Stand in the corner.
was (DYM 62).
"How would you describe a really bad skeleton?"
"Bad to the bone!" (Or "Rotten to the bone" if you want.)
How did Teddy Roosevelt swing all the ladies?
He spoke softly and carried a big stick.
"One man's trash is another man's treasure."
It's a wonderful phrase, but a terrible way to find out you're adopted.
What does a skeleton say when he has lots of work?
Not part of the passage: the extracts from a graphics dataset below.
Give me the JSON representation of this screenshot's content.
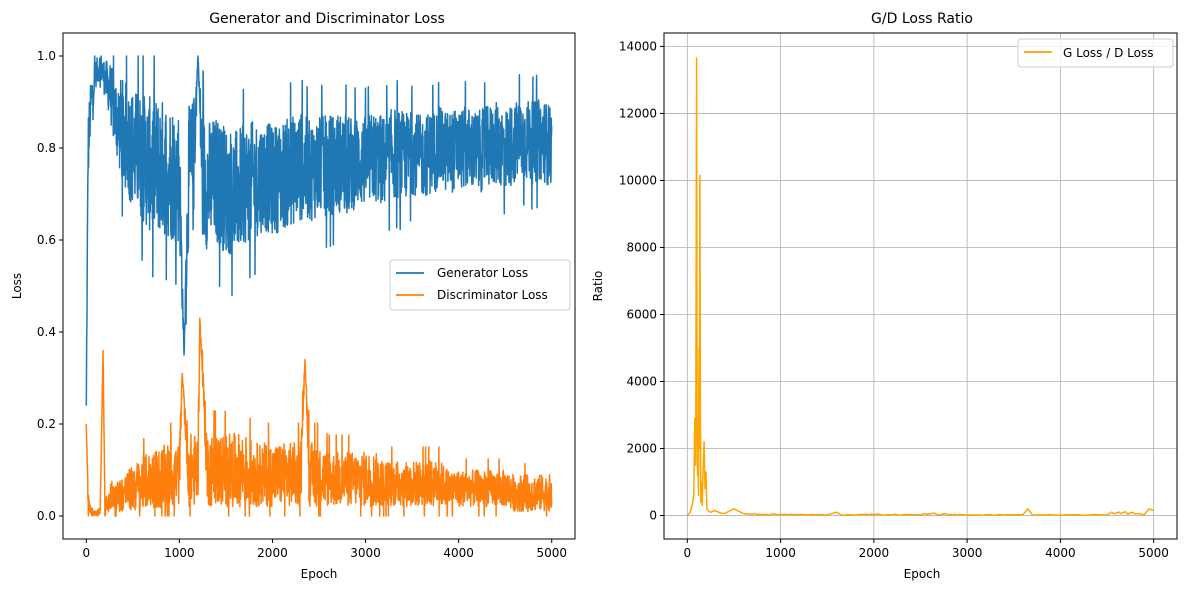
{
  "figure": {
    "background": "#ffffff"
  },
  "chart_data": [
    {
      "type": "line",
      "title": "Generator and Discriminator Loss",
      "xlabel": "Epoch",
      "ylabel": "Loss",
      "xlim": [
        -250,
        5250
      ],
      "ylim": [
        -0.05,
        1.05
      ],
      "xticks": [
        0,
        1000,
        2000,
        3000,
        4000,
        5000
      ],
      "xtick_labels": [
        "0",
        "1000",
        "2000",
        "3000",
        "4000",
        "5000"
      ],
      "yticks": [
        0.0,
        0.2,
        0.4,
        0.6,
        0.8,
        1.0
      ],
      "ytick_labels": [
        "0.0",
        "0.2",
        "0.4",
        "0.6",
        "0.8",
        "1.0"
      ],
      "grid": false,
      "legend": "center-right",
      "series": [
        {
          "name": "Generator Loss",
          "color": "#1f77b4",
          "x": [
            0,
            20,
            50,
            100,
            150,
            200,
            250,
            300,
            400,
            500,
            600,
            700,
            800,
            900,
            1000,
            1050,
            1100,
            1150,
            1200,
            1250,
            1300,
            1400,
            1500,
            1600,
            1700,
            1800,
            1900,
            2000,
            2100,
            2200,
            2300,
            2400,
            2500,
            2600,
            2700,
            2800,
            2900,
            3000,
            3100,
            3200,
            3300,
            3400,
            3500,
            3600,
            3700,
            3800,
            3900,
            4000,
            4100,
            4200,
            4300,
            4400,
            4500,
            4600,
            4700,
            4800,
            4900,
            5000
          ],
          "y": [
            0.24,
            0.8,
            0.9,
            0.96,
            0.98,
            0.95,
            0.93,
            0.88,
            0.83,
            0.8,
            0.78,
            0.76,
            0.76,
            0.75,
            0.74,
            0.35,
            0.74,
            0.76,
            1.0,
            0.73,
            0.72,
            0.73,
            0.71,
            0.7,
            0.72,
            0.73,
            0.74,
            0.73,
            0.74,
            0.75,
            0.76,
            0.75,
            0.76,
            0.76,
            0.77,
            0.76,
            0.77,
            0.77,
            0.78,
            0.77,
            0.79,
            0.78,
            0.79,
            0.78,
            0.79,
            0.8,
            0.79,
            0.8,
            0.8,
            0.79,
            0.8,
            0.81,
            0.8,
            0.81,
            0.82,
            0.81,
            0.82,
            0.8
          ],
          "band": [
            0.0,
            0.08,
            0.05,
            0.03,
            0.03,
            0.04,
            0.06,
            0.08,
            0.12,
            0.13,
            0.14,
            0.15,
            0.15,
            0.15,
            0.15,
            0.0,
            0.15,
            0.15,
            0.0,
            0.15,
            0.14,
            0.14,
            0.14,
            0.14,
            0.13,
            0.13,
            0.12,
            0.12,
            0.12,
            0.12,
            0.12,
            0.11,
            0.11,
            0.11,
            0.11,
            0.11,
            0.1,
            0.1,
            0.1,
            0.1,
            0.1,
            0.1,
            0.09,
            0.09,
            0.09,
            0.09,
            0.09,
            0.09,
            0.09,
            0.09,
            0.09,
            0.09,
            0.09,
            0.09,
            0.09,
            0.09,
            0.09,
            0.09
          ]
        },
        {
          "name": "Discriminator Loss",
          "color": "#ff7f0e",
          "x": [
            0,
            20,
            50,
            100,
            150,
            180,
            200,
            250,
            300,
            400,
            500,
            600,
            700,
            800,
            900,
            1000,
            1030,
            1100,
            1200,
            1220,
            1300,
            1400,
            1500,
            1600,
            1700,
            1800,
            1900,
            2000,
            2100,
            2200,
            2300,
            2350,
            2400,
            2500,
            2600,
            2700,
            2800,
            2900,
            3000,
            3100,
            3200,
            3300,
            3400,
            3500,
            3600,
            3700,
            3800,
            3900,
            4000,
            4100,
            4200,
            4300,
            4400,
            4500,
            4600,
            4700,
            4800,
            4900,
            5000
          ],
          "y": [
            0.2,
            0.03,
            0.01,
            0.005,
            0.01,
            0.36,
            0.02,
            0.03,
            0.04,
            0.05,
            0.06,
            0.07,
            0.08,
            0.08,
            0.09,
            0.09,
            0.31,
            0.1,
            0.1,
            0.43,
            0.1,
            0.1,
            0.1,
            0.1,
            0.1,
            0.09,
            0.09,
            0.09,
            0.09,
            0.09,
            0.09,
            0.34,
            0.09,
            0.09,
            0.08,
            0.08,
            0.08,
            0.08,
            0.08,
            0.08,
            0.07,
            0.07,
            0.07,
            0.07,
            0.07,
            0.07,
            0.07,
            0.06,
            0.06,
            0.06,
            0.06,
            0.06,
            0.06,
            0.06,
            0.05,
            0.05,
            0.05,
            0.05,
            0.05
          ],
          "band": [
            0.0,
            0.02,
            0.01,
            0.005,
            0.01,
            0.0,
            0.02,
            0.02,
            0.03,
            0.04,
            0.05,
            0.06,
            0.06,
            0.07,
            0.07,
            0.07,
            0.0,
            0.08,
            0.08,
            0.0,
            0.08,
            0.08,
            0.08,
            0.08,
            0.08,
            0.07,
            0.07,
            0.07,
            0.07,
            0.07,
            0.07,
            0.0,
            0.07,
            0.07,
            0.06,
            0.06,
            0.06,
            0.06,
            0.06,
            0.06,
            0.05,
            0.05,
            0.05,
            0.05,
            0.05,
            0.05,
            0.05,
            0.04,
            0.04,
            0.04,
            0.04,
            0.04,
            0.04,
            0.04,
            0.04,
            0.04,
            0.04,
            0.04,
            0.04
          ]
        }
      ]
    },
    {
      "type": "line",
      "title": "G/D Loss Ratio",
      "xlabel": "Epoch",
      "ylabel": "Ratio",
      "xlim": [
        -250,
        5250
      ],
      "ylim": [
        -700,
        14400
      ],
      "xticks": [
        0,
        1000,
        2000,
        3000,
        4000,
        5000
      ],
      "xtick_labels": [
        "0",
        "1000",
        "2000",
        "3000",
        "4000",
        "5000"
      ],
      "yticks": [
        0,
        2000,
        4000,
        6000,
        8000,
        10000,
        12000,
        14000
      ],
      "ytick_labels": [
        "0",
        "2000",
        "4000",
        "6000",
        "8000",
        "10000",
        "12000",
        "14000"
      ],
      "grid": true,
      "legend": "top-right",
      "series": [
        {
          "name": "G Loss / D Loss",
          "color": "#ffa500",
          "x": [
            0,
            30,
            50,
            70,
            80,
            90,
            100,
            105,
            110,
            115,
            120,
            125,
            130,
            135,
            140,
            145,
            150,
            160,
            170,
            180,
            190,
            200,
            210,
            220,
            250,
            300,
            350,
            400,
            500,
            600,
            700,
            1000,
            1500,
            1600,
            1650,
            2000,
            2500,
            2550,
            3000,
            3500,
            3600,
            3650,
            3700,
            4000,
            4500,
            4550,
            4900,
            4950,
            5000
          ],
          "y": [
            0,
            100,
            300,
            600,
            2900,
            1500,
            13650,
            3000,
            1200,
            2200,
            600,
            5000,
            2000,
            10150,
            3500,
            400,
            1000,
            300,
            1500,
            2200,
            800,
            1300,
            200,
            150,
            100,
            150,
            80,
            60,
            200,
            60,
            40,
            30,
            20,
            100,
            20,
            30,
            20,
            60,
            15,
            20,
            30,
            200,
            20,
            15,
            20,
            100,
            30,
            200,
            150
          ]
        }
      ]
    }
  ]
}
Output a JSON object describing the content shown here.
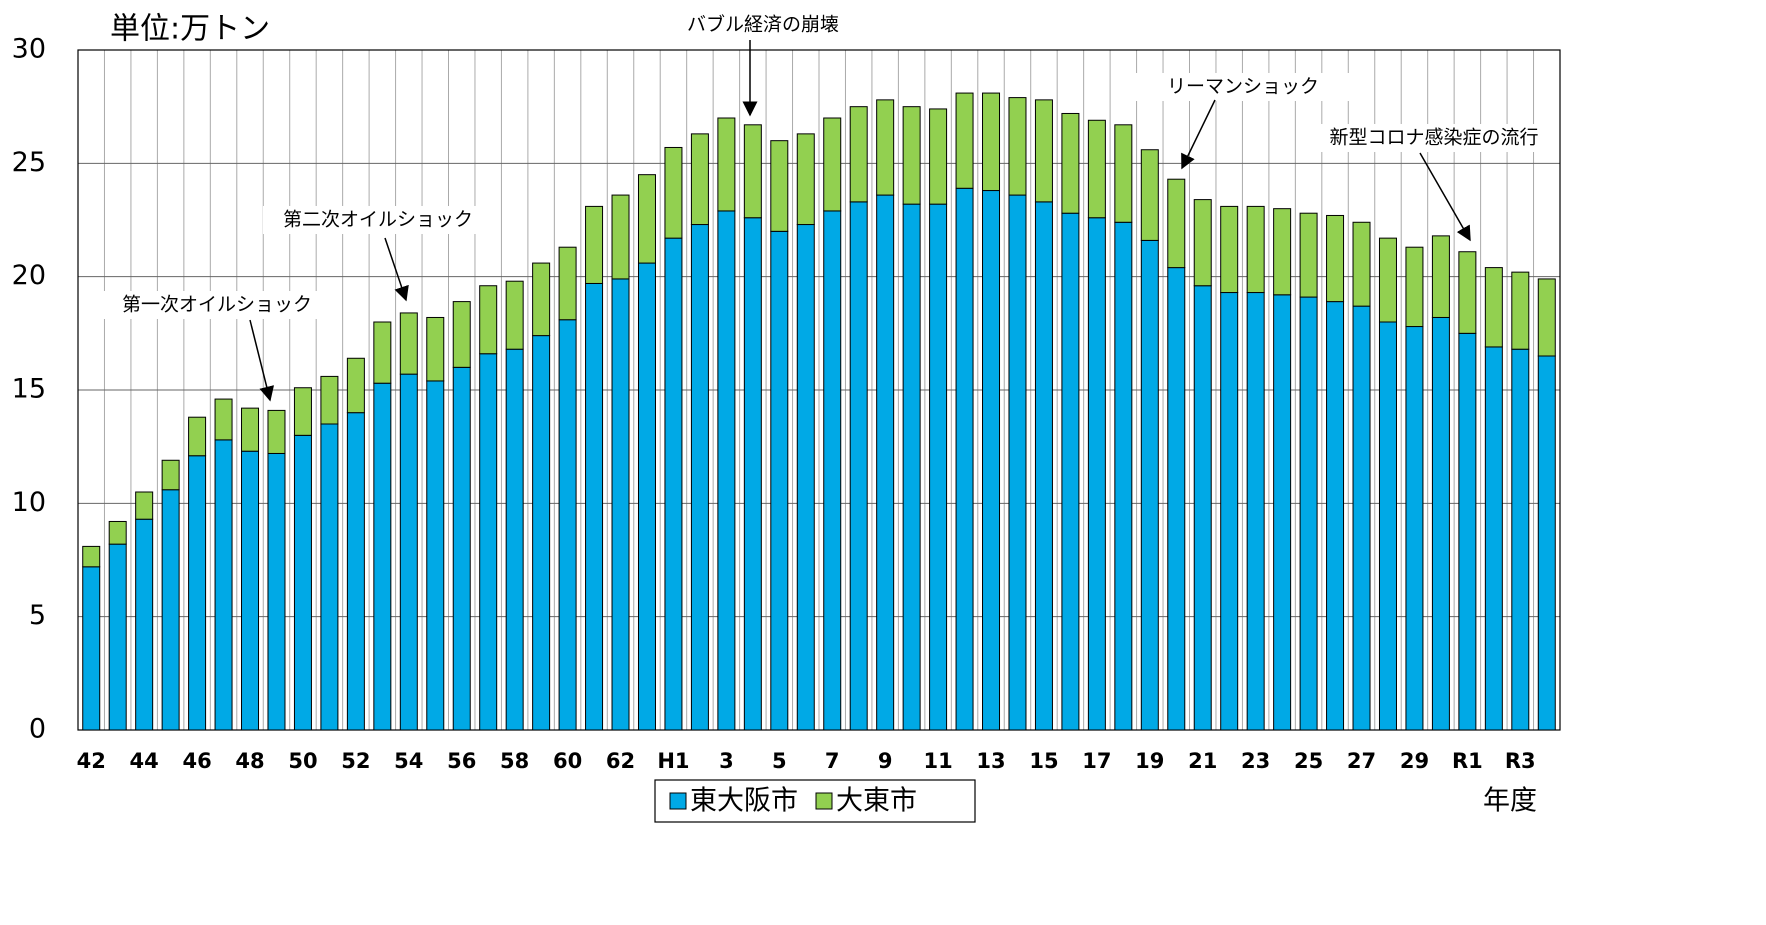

"I have a ton of work, skele-ton."
Your AMAMA.
No way, Jose!
Say "Mike Wizowski" fast to a teenager and I will get you $100000000000.
Ya, I have a Hydro Flask.
H: My Y: Grandpa D: Sticks R: His O: Cock F: Up L: My A: Ass S: K:
Q: What did the Jewish person say when he beat me in a race?
A: Eat my dust.
What if Hitler did not say "bombs away," he said "lambs are slayed?"
Stormtrooper: What happened to the Jedi Order?
Palpatine: Slew it!
Allahu Akbar.
You know what would be the best last thing to say before you die? "No, you certainly can't." JFK's assassin certainly can!
A: Do you eat food?
B: Yes...
A: You can sit on deez nuts then!
B: Omg I have depression now.
"Fuck me, Jarry."
What time is it when you say no to everything? Time to get bored.
Did you know that whenever I read my blood donor ID?
Because it says "B Positive!"
Say "I hate happiness" without the "hs".